RF in the Shack: It's Skin Effect, Not Common Mode
When hams talk about "RF in the shack," it’s often shorthand for common-mode current. But not all RF currents on the coax shield are common mode. Many are due to skin effect in unbalanced or mismatched systems—a different problem with a different solution.
What Is Skin Effect?
The skin effect describes how RF currents travel on conductor surfaces. In coax:
- Inner conductor: forward signal
- Inner shield wall: intended return path
- Outer shield wall: should be quiet
With feedpoint imbalance (end-fed, OCFD, verticals), return current spills onto the outer braid. This is differential return current forced outside by imbalance. It’s skin-effect current, not environmental pickup, and still part of the transmit/receive circuit.
What Common Mode Actually Is
Common-mode current is in-phase noise on both conductors. It comes from coupling with the environment:
- Nearby power or signal lines
- Switching supplies
- Your body or house wiring
It can ride on any surface—outer braid, inner braid surface, or inner conductor exterior—because it’s not part of the intended differential circuit.
Skin Effect ≠ Common Mode
Type | Origin | Surface | Affected by TX power? | Blocked by Ferrite Choke? |
---|---|---|---|---|
Skin-effect current | Feedpoint imbalance (differential) | Outer braid (forced return) | Yes | No (needs symmetry fix) |
Common-mode current | Environmental coupling | Any exposed surface | No (exists on RX too) | Yes (with correct ferrite choke) |
Ferrite chokes suppress common-mode noise effectively. But they don’t fix differential imbalance. For that, you need proper baluns or feedpoint isolation.
The Diagnostic Trap
Not every outer shield current is common mode.
- Skin-effect return: driven by imbalance; fixed with a choke or current balun at the feedpoint.
- Common-mode noise: audible on RX, independent of TX power; fixed by shielding, grounding, and chokes.
Why It Matters
Confusing them leads to wasted effort.
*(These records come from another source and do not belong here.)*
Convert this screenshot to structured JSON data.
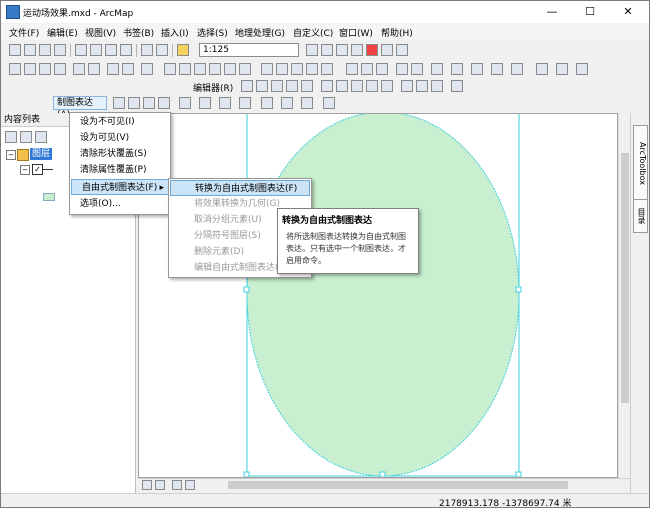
{
  "window": {
    "title": "运动场效果.mxd - ArcMap",
    "buttons": {
      "minimize": "—",
      "maximize": "☐",
      "close": "✕"
    }
  },
  "menubar": [
    "文件(F)",
    "编辑(E)",
    "视图(V)",
    "书签(B)",
    "插入(I)",
    "选择(S)",
    "地理处理(G)",
    "自定义(C)",
    "窗口(W)",
    "帮助(H)"
  ],
  "toolbar": {
    "scale_value": "1:125",
    "editor_label": "编辑器(R)",
    "representation_label": "制图表达(A)"
  },
  "toc": {
    "title": "内容列表",
    "layers_label": "图层"
  },
  "context_menu": {
    "items": [
      "设为不可见(I)",
      "设为可见(V)",
      "清除形状覆盖(S)",
      "清除属性覆盖(P)",
      "自由式制图表达(F)",
      "选项(O)..."
    ],
    "submenu_arrow": "▸"
  },
  "submenu": {
    "items": [
      "转换为自由式制图表达(F)",
      "将效果转换为几何(G)",
      "取消分组元素(U)",
      "分隔符号图层(S)",
      "删除元素(D)",
      "编辑自由式制图表达(E)"
    ]
  },
  "tooltip": {
    "title": "转换为自由式制图表达",
    "body": "将所选制图表达转换为自由式制图表达。只有选中一个制图表达，才启用命令。"
  },
  "right_tabs": [
    "ArcToolbox",
    "目录"
  ],
  "status": {
    "coordinates": "2178913.178  -1378697.74 米"
  },
  "colors": {
    "ellipse_fill": "#c8efcf",
    "selection": "#3fd0e0",
    "menu_highlight": "#cce4f7"
  }
}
Covering coax with beads won’t stop RF burns from imbalance currents, and adding a balun won’t fix noise pickup if the problem is common mode.
If you’re getting RF burns or hot mic cables, it’s imbalance (skin-effect return), not common-mode pickup.
Summary
- Skin-effect current: imbalance-driven differential return
- Common-mode current: environmental noise coupling
- Ferrite chokes stop common mode, not imbalance
- End-fed and OCF antennas are most prone to imbalance problems
Always ask: Is this imbalance or noise pickup? Because only the right cure will solve your RF problem.
Mini-FAQ
- How do I know if it’s imbalance? — If the issue scales with TX power (RF in shack, hot gear), it’s imbalance currents, not noise pickup.
- Can ferrites stop imbalance? — No. Ferrites choke common-mode noise, but imbalance needs proper feedpoint choking or a balun.
- Is common-mode present on RX? — Yes. Even with no TX, coax can pick up environmental noise as common-mode current.
- Which antennas are most prone? — End-fed half waves, OCF dipoles, and verticals without good ground systems.